Thrillers psychologiques, phénomènes sociologiques,
polars troublants, romanesques, parfois historiques,
qui nous emmènent du Royaume-Uni à l'Espagne, de la
Suisse à l'Allemagne et à la France, en passant par
les Etats-Unis. Cette semaine: la Suède, où un
étrange pasteur et l'une de ses ouailles
combattaient Satan avec des moyens expéditifs
Cerné par une forêt de sapins monotone, traversé par
l'unique route nationale, Knutby, 1 000 âmes, est le
genre de village où l'on ne fait que passer. On
s'arrête dans cette commune rurale, à 30 kilomètres
de l'aéroport de Stockholm, juste le temps de faire
le plein à la station-service - l'un des deux seuls
commerces du coin, avec une supérette. Depuis sa
fondation, en l'an 1204, ce bled respire l'ennui.
Hormis les courses en sac de la fête scolaire, aucun
événement remarquable ne s'y était jamais produit,
pour le plus grand bonheur de ses habitants. La nuit
du 10 janvier 2004 a brisé ce paisible équilibre.
Il fait froid ce soir-là: - 10 degrés et de la neige
jusqu'aux mollets. A 3 h 30, Sara Svensson, 27 ans,
s'apprête à pénétrer, la peur au ventre, dans une
maison qu'elle connaît bien. C'est celle de Helge
Fossmo. Depuis trois ans, elle travaille comme
baby-sitter chez ce charismatique pasteur de 32 ans.

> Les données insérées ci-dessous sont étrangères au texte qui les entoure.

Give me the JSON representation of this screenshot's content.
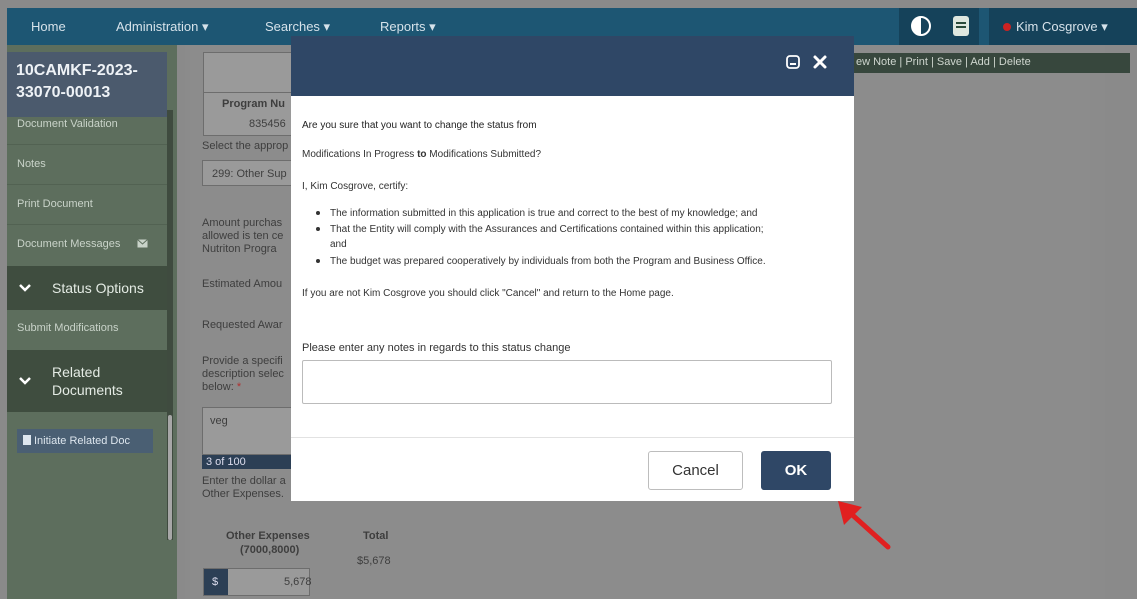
{
  "nav": {
    "home": "Home",
    "administration": "Administration ▾",
    "searches": "Searches ▾",
    "reports": "Reports ▾",
    "user": "Kim Cosgrove ▾"
  },
  "sidebar": {
    "doc_title_line1": "10CAMKF-2023-",
    "doc_title_line2": "33070-00013",
    "items": [
      "Document Validation",
      "Notes",
      "Print Document",
      "Document Messages"
    ],
    "status_options": "Status Options",
    "submit_modifications": "Submit Modifications",
    "related_documents_line1": "Related",
    "related_documents_line2": "Documents",
    "initiate_related_doc": "Initiate Related Doc"
  },
  "toolbar": {
    "items": "ew Note  |  Print  |  Save  |  Add  |  Delete"
  },
  "background": {
    "program_number_label": "Program Nu",
    "program_number_value": "835456",
    "select_approp": "Select the approp",
    "select_value": "299: Other Sup",
    "amount_text_1": "Amount purchas",
    "amount_text_2": "allowed is ten ce",
    "amount_text_3": "Nutriton Progra",
    "estimated_amount": "Estimated Amou",
    "requested_award": "Requested Awar",
    "provide_specific_1": "Provide a specifi",
    "provide_specific_2": "description selec",
    "provide_specific_3": "below:",
    "required_mark": "*",
    "veg_value": "veg",
    "char_count": "3 of 100",
    "enter_dollar_1": "Enter the dollar a",
    "enter_dollar_2": "Other Expenses.",
    "other_expenses_label_1": "Other Expenses",
    "other_expenses_label_2": "(7000,8000)",
    "total_label": "Total",
    "total_value": "$5,678",
    "currency_symbol": "$",
    "other_expenses_value": "5,678"
  },
  "modal": {
    "question": "Are you sure that you want to change the status from",
    "status_from": "Modifications In Progress",
    "to_word": "to",
    "status_to": "Modifications Submitted?",
    "certify": "I, Kim Cosgrove, certify:",
    "bullet1": "The information submitted in this application is true and correct to the best of my knowledge; and",
    "bullet2_line1": "That the Entity will comply with the Assurances and Certifications contained within this application;",
    "bullet2_line2": "and",
    "bullet3": "The budget was prepared cooperatively by individuals from both the Program and Business Office.",
    "not_user_note": "If you are not Kim Cosgrove you should click \"Cancel\" and return to the Home page.",
    "notes_label": "Please enter any notes in regards to this status change",
    "notes_value": "",
    "cancel_label": "Cancel",
    "ok_label": "OK"
  },
  "colors": {
    "nav": "#1d5673",
    "modal_header": "#2f4766",
    "ok_button": "#2f4766",
    "arrow": "#e02020"
  }
}
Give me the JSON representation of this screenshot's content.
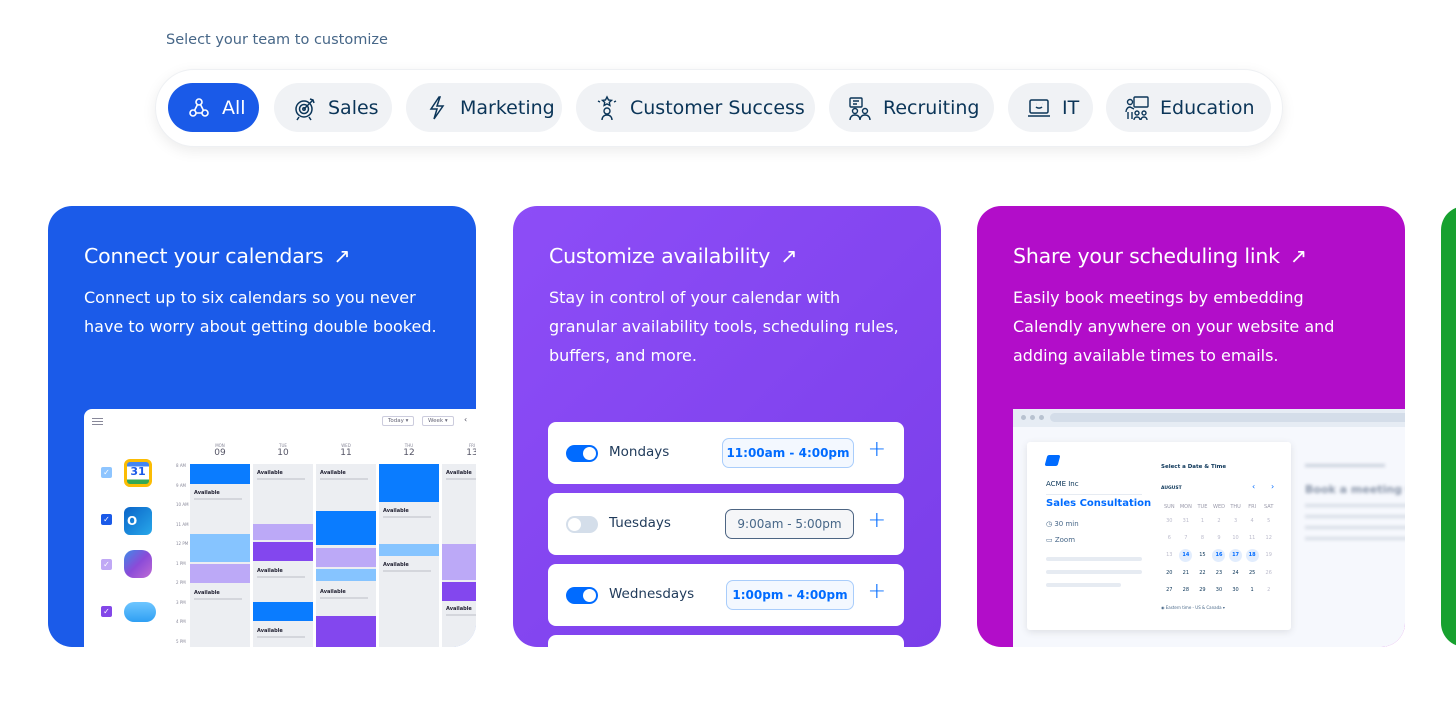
{
  "header": {
    "label": "Select your team to customize"
  },
  "tabs": [
    {
      "label": "All",
      "icon": "network-icon",
      "active": true
    },
    {
      "label": "Sales",
      "icon": "target-icon"
    },
    {
      "label": "Marketing",
      "icon": "lightning-icon"
    },
    {
      "label": "Customer Success",
      "icon": "star-person-icon"
    },
    {
      "label": "Recruiting",
      "icon": "people-icon"
    },
    {
      "label": "IT",
      "icon": "laptop-icon"
    },
    {
      "label": "Education",
      "icon": "teacher-icon"
    }
  ],
  "colors": {
    "accent": "#1a5ae8",
    "card1": "#1b5be9",
    "card2": "#8547f2",
    "card3": "#b20dc9",
    "card4": "#17a12f"
  },
  "cards": [
    {
      "title": "Connect your calendars",
      "body": "Connect up to six calendars so you never have to worry about getting double booked."
    },
    {
      "title": "Customize availability",
      "body": "Stay in control of your calendar with granular availability tools, scheduling rules, buffers, and more."
    },
    {
      "title": "Share your scheduling link",
      "body": "Easily book meetings by embedding Calendly anywhere on your website and adding available times to emails."
    }
  ],
  "calendar": {
    "today": "Today ▾",
    "week": "Week ▾",
    "days": [
      {
        "w": "MON",
        "d": "09"
      },
      {
        "w": "TUE",
        "d": "10"
      },
      {
        "w": "WED",
        "d": "11"
      },
      {
        "w": "THU",
        "d": "12"
      },
      {
        "w": "FRI",
        "d": "13"
      }
    ],
    "times": [
      "8 AM",
      "9 AM",
      "10 AM",
      "11 AM",
      "12 PM",
      "1 PM",
      "2 PM",
      "3 PM",
      "4 PM",
      "5 PM"
    ],
    "available": "Available",
    "google_day": "31"
  },
  "availability": [
    {
      "day": "Mondays",
      "time": "11:00am - 4:00pm",
      "on": true
    },
    {
      "day": "Tuesdays",
      "time": "9:00am - 5:00pm",
      "on": false
    },
    {
      "day": "Wednesdays",
      "time": "1:00pm - 4:00pm",
      "on": true
    }
  ],
  "booking": {
    "company": "ACME Inc",
    "event": "Sales Consultation",
    "duration": "30 min",
    "location": "Zoom",
    "heading": "Select a Date & Time",
    "month": "AUGUST",
    "weekdays": [
      "SUN",
      "MON",
      "TUE",
      "WED",
      "THU",
      "FRI",
      "SAT"
    ],
    "dates": [
      "30",
      "31",
      "1",
      "2",
      "3",
      "4",
      "5",
      "6",
      "7",
      "8",
      "9",
      "10",
      "11",
      "12",
      "13",
      "14",
      "15",
      "16",
      "17",
      "18",
      "19",
      "20",
      "21",
      "22",
      "23",
      "24",
      "25",
      "26",
      "27",
      "28",
      "29",
      "30",
      "30",
      "1",
      "2"
    ],
    "timezone": "Eastern time - US & Canada ▾",
    "blurred_title": "Book a meeting w"
  }
}
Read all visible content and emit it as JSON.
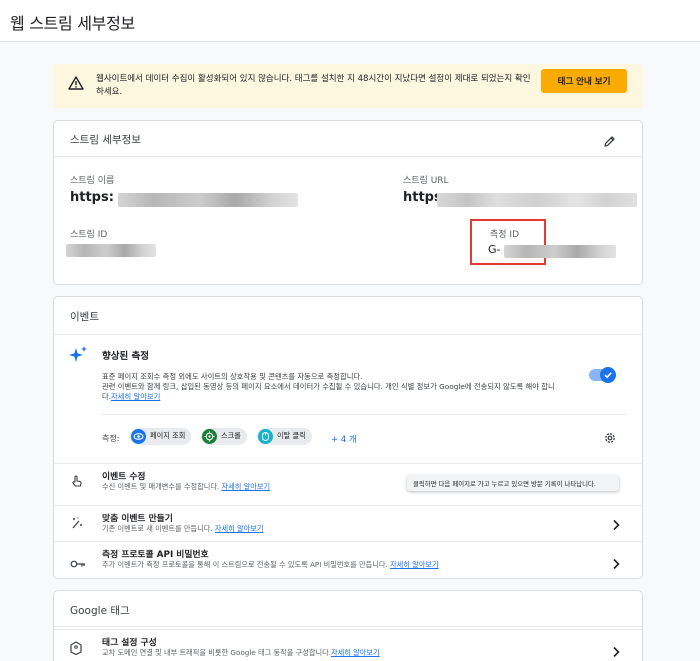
{
  "page": {
    "title": "웹 스트림 세부정보"
  },
  "banner": {
    "message": "웹사이트에서 데이터 수집이 활성화되어 있지 않습니다. 태그를 설치한 지 48시간이 지났다면 설정이 제대로 되었는지 확인하세요.",
    "button_label": "태그 안내 보기",
    "icon": "warning-icon"
  },
  "stream_details": {
    "title": "스트림 세부정보",
    "edit_icon": "pencil-icon",
    "name_label": "스트림 이름",
    "name_value": "https:",
    "url_label": "스트림 URL",
    "url_value": "https",
    "id_label": "스트림 ID",
    "measurement_label": "측정 ID",
    "measurement_value": "G-"
  },
  "events": {
    "title": "이벤트",
    "enhanced": {
      "title": "향상된 측정",
      "desc_line1": "표준 페이지 조회수 측정 외에도 사이트의 상호작용 및 콘텐츠를 자동으로 측정합니다.",
      "desc_line2": "관련 이벤트와 함께 링크, 삽입된 동영상 등의 페이지 요소에서 데이터가 수집될 수 있습니다. 개인 식별 정보가 Google에 전송되지 않도록 해야 합니",
      "desc_line3_prefix": "다.",
      "learn_more": "자세히 알아보기",
      "enabled": true
    },
    "measuring_label": "측정:",
    "chips": [
      {
        "label": "페이지 조회",
        "icon": "eye-icon",
        "color": "#1a73e8"
      },
      {
        "label": "스크롤",
        "icon": "crosshair-icon",
        "color": "#188038"
      },
      {
        "label": "이탈 클릭",
        "icon": "cursor-click-icon",
        "color": "#12b5cb"
      }
    ],
    "more_label": "+ 4 개",
    "rows": [
      {
        "title": "이벤트 수정",
        "sub": "수신 이벤트 및 매개변수를 수정합니다.",
        "link": "자세히 알아보기",
        "icon": "touch-icon"
      },
      {
        "title": "맞춤 이벤트 만들기",
        "sub": "기존 이벤트로 새 이벤트를 만듭니다.",
        "link": "자세히 알아보기",
        "icon": "sparkle-icon"
      },
      {
        "title": "측정 프로토콜 API 비밀번호",
        "sub": "추가 이벤트가 측정 프로토콜을 통해 이 스트림으로 전송될 수 있도록 API 비밀번호를 만듭니다.",
        "link": "자세히 알아보기",
        "icon": "key-icon"
      }
    ],
    "tooltip": "클릭하면 다음 페이지로 가고 누르고 있으면 방문 기록이 나타납니다."
  },
  "google_tag": {
    "title": "Google 태그",
    "rows": [
      {
        "title": "태그 설정 구성",
        "sub": "교차 도메인 연결 및 내부 트래픽을 비롯한 Google 태그 동작을 구성합니다.",
        "link": "자세히 알아보기",
        "icon": "tag-icon"
      }
    ]
  }
}
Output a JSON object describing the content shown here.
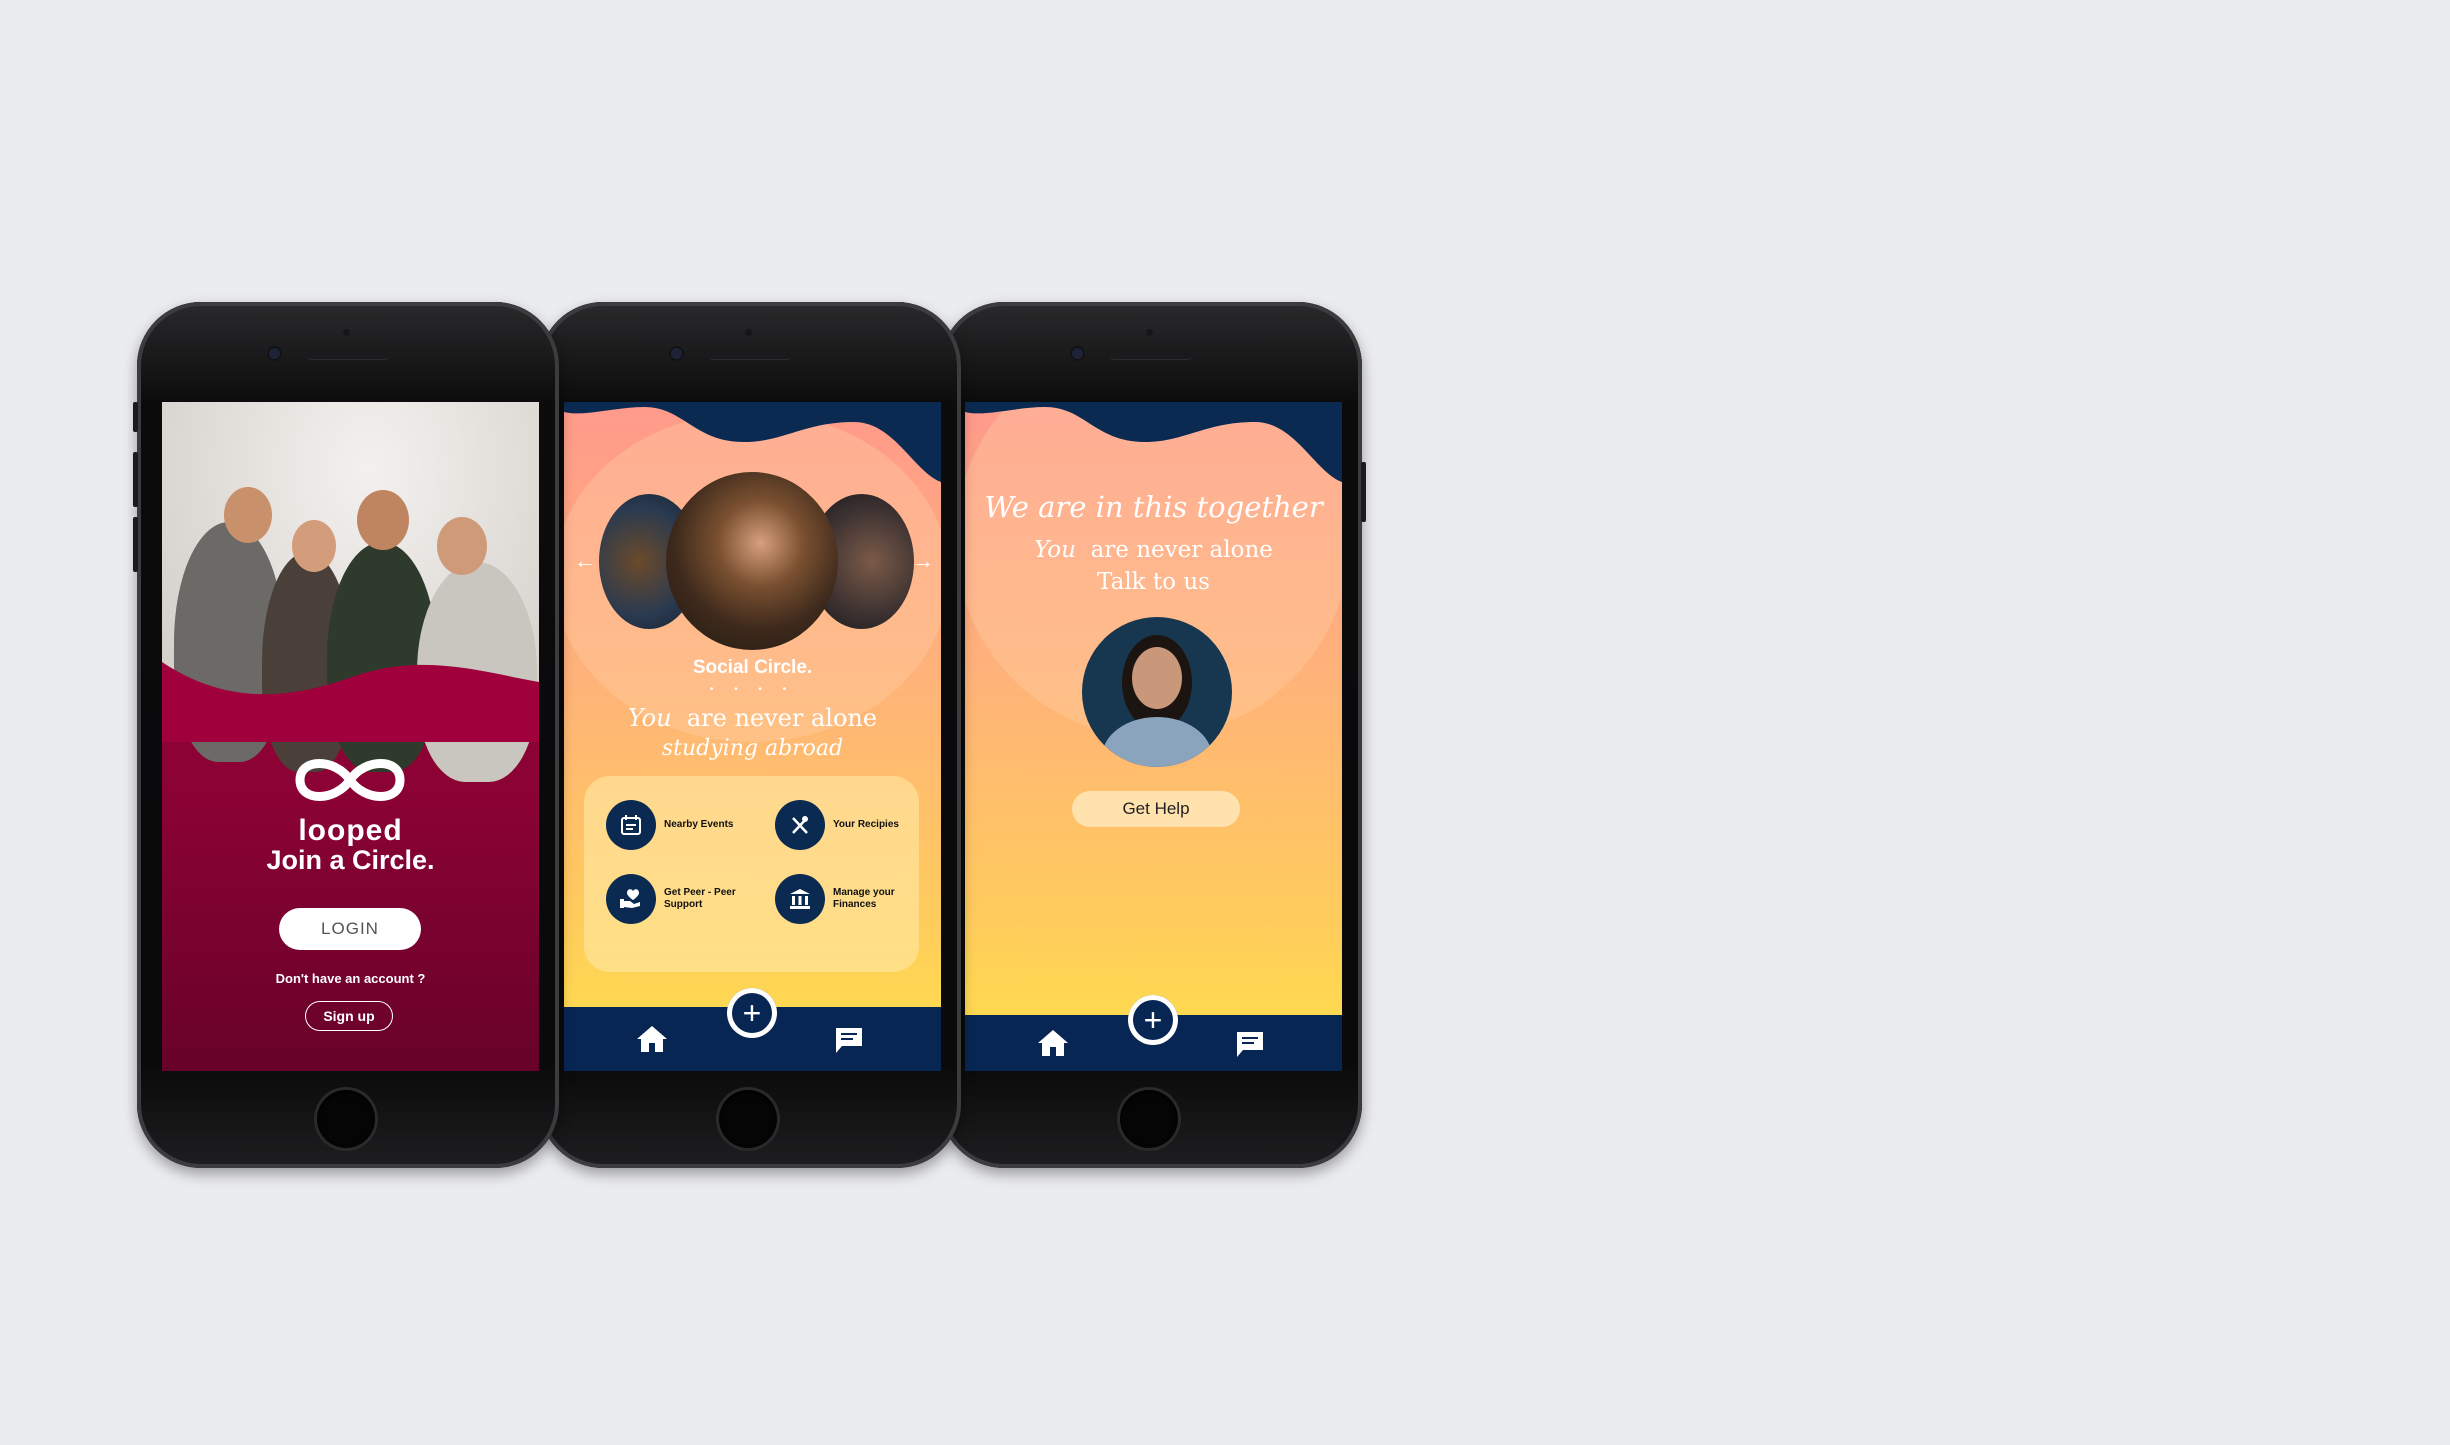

Père de trois enfants, c'est un charmeur qui règne
en guide spirituel incontesté sur la petite
communauté pentecôtiste de Knutby, forte d'une
centaine de fidèles. Repliés sur eux-mêmes, un peu à
l'écart du village, ces derniers vivent ensemble,
dans un hameau de maisons en bois rouge, typiquement
scandinaves. Posée sur une butte, comme celle
d'Anthony Perkins dans Psychose, la demeure du
pasteur domine celles de ses ouailles. C'est une
jolie maison à un étage, non pas rouge comme les
autres, mais bleue. Sara aussi est jolie. Et la
femme du pasteur également. Alexandra, 23 ans, dort
profondément au premier étage avec son nounours. Son
mari, lui, comme souvent, fait chambre à part.
Trois coups de feu claquent. Deux balles dans la
tête, une dans le bas-ventre, voici la jeune épouse
plongée dans un sommeil éternel. Le pasteur
affirmera qu'il n'a rien entendu: la sonnerie de son
téléphone portable l'a simplement réveillé, dix
minutes plus tard. Les trois enfants? Ils n'ont pas
sursauté non plus. Mais ce sont des enfants. Et ils
ont peut-être été gavés de somnifères...
Tel un automate, Sara ressort dans la nuit glaciale.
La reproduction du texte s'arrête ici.